How is glTextureBarrier() doing when it comes to performance, is it an improvement compared to FBO binding/unbinding?

Thanks.

How is glTextureBarrier() doing when it comes to performance, is it an improvement compared to FBO binding/unbinding?

If it wasn’t cheaper than changing the FBO, why would they bother adding it?

If it wasn’t cheaper than changing the FBO, why would they bother adding it?

I wasn’t even sure if I needed it. Now that I know I do, I wonder about its performance.

glTextureBarrier is essentially a cache flush; So essentially that means all render caches are flushed to video memory and the texture caches are invalidated.

Also note that doing glTextureBarrier() means that any given draw call must NOT have any overlapping pixels and if two draw calls overlap in screen space, then a glTextureBarrier needs to be between them.

If one wants to have one’s fragment shader read from the surface of a framebuffer -at- the location of its invocation, I (personally) prefer to use GL_ARB_shader_image_load_store together with GL_ARB_fragment_shader_interlock, but that can have negative consequences as well (on some platforms, lossless color buffer compression is disabled on a surface if one access the surface through GL_ARB_shader_image_load_store and the interlock forces ordering in screen space which can be ungood too for performance).

There is also, for GLES, the extension GL_EXT_shader_framebuffer_fetch. If you are using Mesa with Intel hardware, one can enable this in GL (with a different extension name) if one is willing to hack the driver.

[QUOTE=kRogue;1288997]glTextureBarrier is essentially a cache flush; So essentially that means all render caches are flushed to video memory and the texture caches are invalidated.

Also note that doing glTextureBarrier() means that any given draw call must NOT have any overlapping pixels and if two draw calls overlap in screen space, then a glTextureBarrier needs to be between them.

If one wants to have one’s fragment shader read from the surface of a framebuffer -at- the location of its invocation, I (personally) prefer to use GL_ARB_shader_image_load_store together with GL_ARB_fragment_shader_interlock, but that can have negative consequences as well (on some platforms, lossless color buffer compression is disabled on a surface if one access the surface through GL_ARB_shader_image_load_store and the interlock forces ordering in screen space which can be ungood too for performance).

There is also, for GLES, the extension GL_EXT_shader_framebuffer_fetch. If you are using Mesa with Intel hardware, one can enable this in GL (with a different extension name) if one is willing to hack the driver.[/QUOTE]

So that basically means that I can’t any of the reduced draw call techniques with a single FBO?

If by “reduced draw call techniques”, you’re talking about things like instancing, AZDO and the like, sure you can. So long as all of the stuff between barriers never overlaps anything else in that series of draws.
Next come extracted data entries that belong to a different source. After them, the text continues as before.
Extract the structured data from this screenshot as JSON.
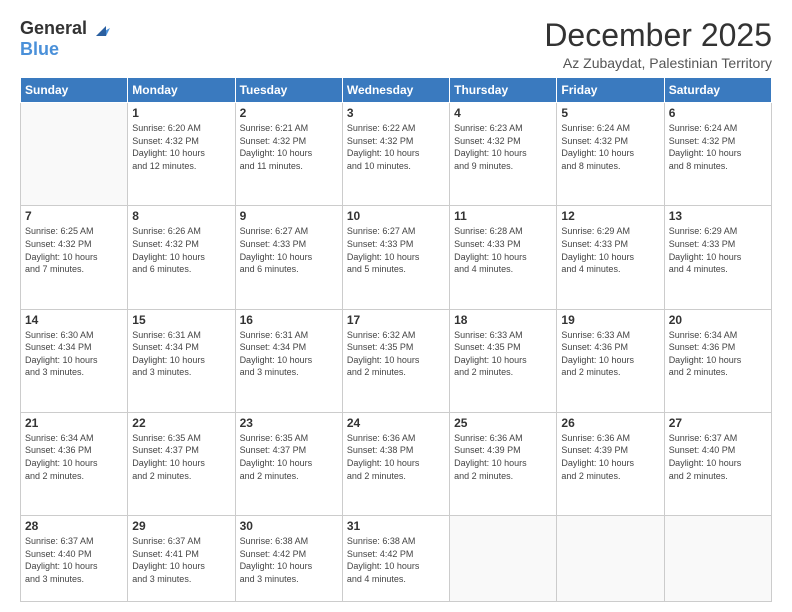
{
  "logo": {
    "general": "General",
    "blue": "Blue"
  },
  "header": {
    "month_year": "December 2025",
    "location": "Az Zubaydat, Palestinian Territory"
  },
  "weekdays": [
    "Sunday",
    "Monday",
    "Tuesday",
    "Wednesday",
    "Thursday",
    "Friday",
    "Saturday"
  ],
  "weeks": [
    [
      {
        "day": "",
        "info": ""
      },
      {
        "day": "1",
        "info": "Sunrise: 6:20 AM\nSunset: 4:32 PM\nDaylight: 10 hours\nand 12 minutes."
      },
      {
        "day": "2",
        "info": "Sunrise: 6:21 AM\nSunset: 4:32 PM\nDaylight: 10 hours\nand 11 minutes."
      },
      {
        "day": "3",
        "info": "Sunrise: 6:22 AM\nSunset: 4:32 PM\nDaylight: 10 hours\nand 10 minutes."
      },
      {
        "day": "4",
        "info": "Sunrise: 6:23 AM\nSunset: 4:32 PM\nDaylight: 10 hours\nand 9 minutes."
      },
      {
        "day": "5",
        "info": "Sunrise: 6:24 AM\nSunset: 4:32 PM\nDaylight: 10 hours\nand 8 minutes."
      },
      {
        "day": "6",
        "info": "Sunrise: 6:24 AM\nSunset: 4:32 PM\nDaylight: 10 hours\nand 8 minutes."
      }
    ],
    [
      {
        "day": "7",
        "info": "Sunrise: 6:25 AM\nSunset: 4:32 PM\nDaylight: 10 hours\nand 7 minutes."
      },
      {
        "day": "8",
        "info": "Sunrise: 6:26 AM\nSunset: 4:32 PM\nDaylight: 10 hours\nand 6 minutes."
      },
      {
        "day": "9",
        "info": "Sunrise: 6:27 AM\nSunset: 4:33 PM\nDaylight: 10 hours\nand 6 minutes."
      },
      {
        "day": "10",
        "info": "Sunrise: 6:27 AM\nSunset: 4:33 PM\nDaylight: 10 hours\nand 5 minutes."
      },
      {
        "day": "11",
        "info": "Sunrise: 6:28 AM\nSunset: 4:33 PM\nDaylight: 10 hours\nand 4 minutes."
      },
      {
        "day": "12",
        "info": "Sunrise: 6:29 AM\nSunset: 4:33 PM\nDaylight: 10 hours\nand 4 minutes."
      },
      {
        "day": "13",
        "info": "Sunrise: 6:29 AM\nSunset: 4:33 PM\nDaylight: 10 hours\nand 4 minutes."
      }
    ],
    [
      {
        "day": "14",
        "info": "Sunrise: 6:30 AM\nSunset: 4:34 PM\nDaylight: 10 hours\nand 3 minutes."
      },
      {
        "day": "15",
        "info": "Sunrise: 6:31 AM\nSunset: 4:34 PM\nDaylight: 10 hours\nand 3 minutes."
      },
      {
        "day": "16",
        "info": "Sunrise: 6:31 AM\nSunset: 4:34 PM\nDaylight: 10 hours\nand 3 minutes."
      },
      {
        "day": "17",
        "info": "Sunrise: 6:32 AM\nSunset: 4:35 PM\nDaylight: 10 hours\nand 2 minutes."
      },
      {
        "day": "18",
        "info": "Sunrise: 6:33 AM\nSunset: 4:35 PM\nDaylight: 10 hours\nand 2 minutes."
      },
      {
        "day": "19",
        "info": "Sunrise: 6:33 AM\nSunset: 4:36 PM\nDaylight: 10 hours\nand 2 minutes."
      },
      {
        "day": "20",
        "info": "Sunrise: 6:34 AM\nSunset: 4:36 PM\nDaylight: 10 hours\nand 2 minutes."
      }
    ],
    [
      {
        "day": "21",
        "info": "Sunrise: 6:34 AM\nSunset: 4:36 PM\nDaylight: 10 hours\nand 2 minutes."
      },
      {
        "day": "22",
        "info": "Sunrise: 6:35 AM\nSunset: 4:37 PM\nDaylight: 10 hours\nand 2 minutes."
      },
      {
        "day": "23",
        "info": "Sunrise: 6:35 AM\nSunset: 4:37 PM\nDaylight: 10 hours\nand 2 minutes."
      },
      {
        "day": "24",
        "info": "Sunrise: 6:36 AM\nSunset: 4:38 PM\nDaylight: 10 hours\nand 2 minutes."
      },
      {
        "day": "25",
        "info": "Sunrise: 6:36 AM\nSunset: 4:39 PM\nDaylight: 10 hours\nand 2 minutes."
      },
      {
        "day": "26",
        "info": "Sunrise: 6:36 AM\nSunset: 4:39 PM\nDaylight: 10 hours\nand 2 minutes."
      },
      {
        "day": "27",
        "info": "Sunrise: 6:37 AM\nSunset: 4:40 PM\nDaylight: 10 hours\nand 2 minutes."
      }
    ],
    [
      {
        "day": "28",
        "info": "Sunrise: 6:37 AM\nSunset: 4:40 PM\nDaylight: 10 hours\nand 3 minutes."
      },
      {
        "day": "29",
        "info": "Sunrise: 6:37 AM\nSunset: 4:41 PM\nDaylight: 10 hours\nand 3 minutes."
      },
      {
        "day": "30",
        "info": "Sunrise: 6:38 AM\nSunset: 4:42 PM\nDaylight: 10 hours\nand 3 minutes."
      },
      {
        "day": "31",
        "info": "Sunrise: 6:38 AM\nSunset: 4:42 PM\nDaylight: 10 hours\nand 4 minutes."
      },
      {
        "day": "",
        "info": ""
      },
      {
        "day": "",
        "info": ""
      },
      {
        "day": "",
        "info": ""
      }
    ]
  ]
}
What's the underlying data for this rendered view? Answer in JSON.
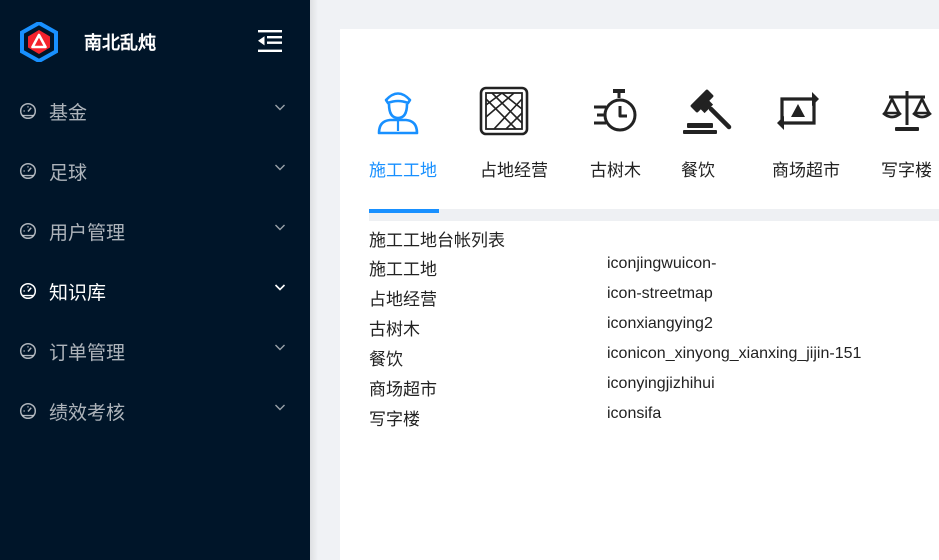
{
  "app": {
    "title": "南北乱炖"
  },
  "sidebar": {
    "items": [
      {
        "label": "基金",
        "active": false
      },
      {
        "label": "足球",
        "active": false
      },
      {
        "label": "用户管理",
        "active": false
      },
      {
        "label": "知识库",
        "active": true
      },
      {
        "label": "订单管理",
        "active": false
      },
      {
        "label": "绩效考核",
        "active": false
      }
    ]
  },
  "tabs": [
    {
      "label": "施工工地",
      "icon": "worker-icon",
      "active": true
    },
    {
      "label": "占地经营",
      "icon": "street-map-icon",
      "active": false
    },
    {
      "label": "古树木",
      "icon": "stopwatch-icon",
      "active": false
    },
    {
      "label": "餐饮",
      "icon": "gavel-icon",
      "active": false
    },
    {
      "label": "商场超市",
      "icon": "cycle-arrows-icon",
      "active": false
    },
    {
      "label": "写字楼",
      "icon": "scales-icon",
      "active": false
    }
  ],
  "table": {
    "title": "施工工地台帐列表",
    "rows": [
      {
        "name": "施工工地",
        "icon_class": "iconjingwuicon-"
      },
      {
        "name": "占地经营",
        "icon_class": "icon-streetmap"
      },
      {
        "name": "古树木",
        "icon_class": "iconxiangying2"
      },
      {
        "name": "餐饮",
        "icon_class": "iconicon_xinyong_xianxing_jijin-151"
      },
      {
        "name": "商场超市",
        "icon_class": "iconyingjizhihui"
      },
      {
        "name": "写字楼",
        "icon_class": "iconsifa"
      }
    ]
  },
  "colors": {
    "sidebar_bg": "#001529",
    "accent": "#1890ff",
    "logo_blue": "#1890ff",
    "logo_red": "#f5222d"
  }
}
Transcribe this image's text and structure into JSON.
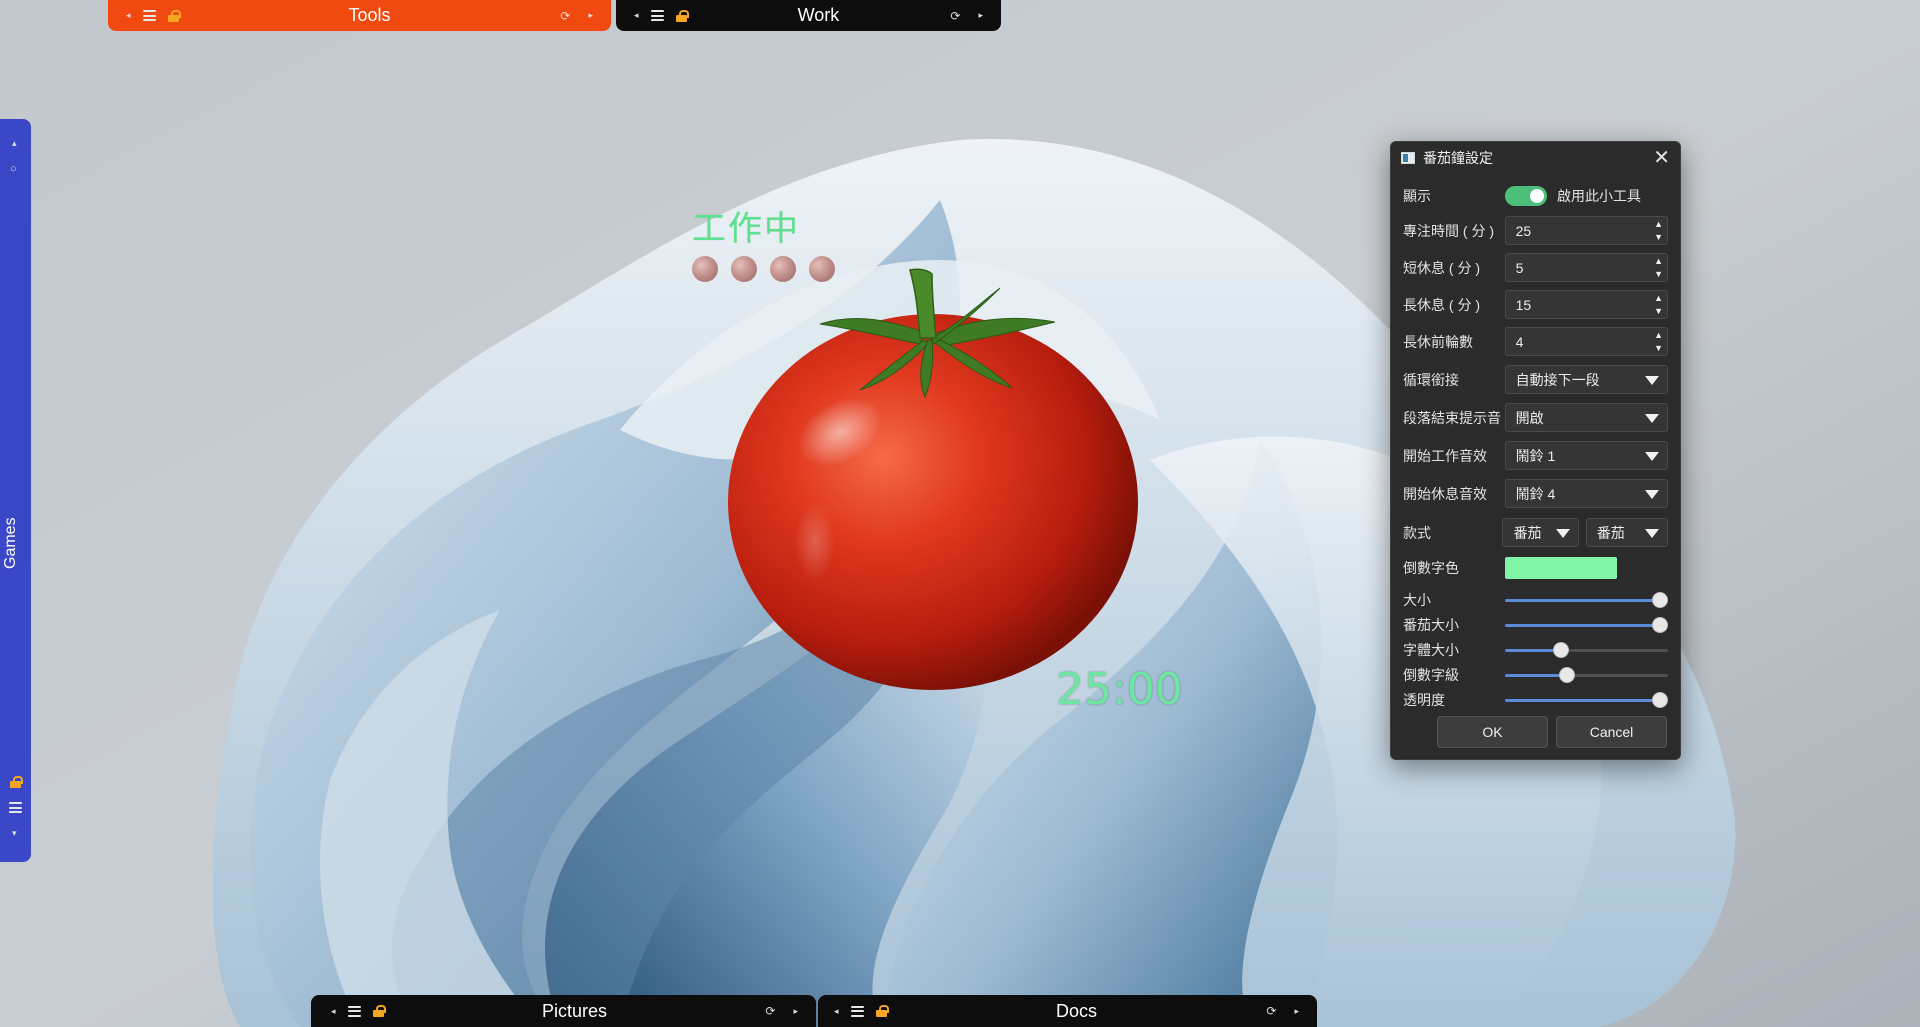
{
  "fences": {
    "tools": {
      "title": "Tools",
      "color": "#f04a10"
    },
    "work": {
      "title": "Work",
      "color": "#0d0d0d"
    },
    "games": {
      "title": "Games",
      "color": "#3a48c8"
    },
    "pictures": {
      "title": "Pictures",
      "color": "#0d0d0d"
    },
    "docs": {
      "title": "Docs",
      "color": "#0d0d0d"
    }
  },
  "widget": {
    "status": "工作中",
    "rounds": 4,
    "time": "25:00",
    "countdown_color": "#6ee6a2"
  },
  "dialog": {
    "title": "番茄鐘設定",
    "show_label": "顯示",
    "enable_label": "啟用此小工具",
    "enabled": true,
    "focus_label": "專注時間 ( 分 )",
    "focus_value": "25",
    "short_break_label": "短休息 ( 分 )",
    "short_break_value": "5",
    "long_break_label": "長休息 ( 分 )",
    "long_break_value": "15",
    "rounds_label": "長休前輪數",
    "rounds_value": "4",
    "loop_label": "循環銜接",
    "loop_value": "自動接下一段",
    "end_sound_label": "段落結束提示音",
    "end_sound_value": "開啟",
    "work_sound_label": "開始工作音效",
    "work_sound_value": "鬧鈴 1",
    "break_sound_label": "開始休息音效",
    "break_sound_value": "鬧鈴 4",
    "style_label": "款式",
    "style_value_1": "番茄",
    "style_value_2": "番茄",
    "countdown_color_label": "倒數字色",
    "countdown_color": "#80f5a6",
    "size_label": "大小",
    "size_level": 1.0,
    "tomato_size_label": "番茄大小",
    "tomato_size_level": 1.0,
    "font_size_label": "字體大小",
    "font_size_level": 0.33,
    "countdown_level_label": "倒數字級",
    "countdown_level": 0.37,
    "opacity_label": "透明度",
    "opacity_level": 1.0,
    "ok_label": "OK",
    "cancel_label": "Cancel"
  }
}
Read/modify/write operations are not cheap. They’re not things you should do willy-nilly, and they’re usually not something you do . Most such techniques involve full-screen passes, where AZDO techniques are essentially irrelevant.

Also, ARB_fragment_shader_interlock exists for dealing with similar circumstances. But only some hardware supports it.

Thanks for the heads up. I will keep that in mind.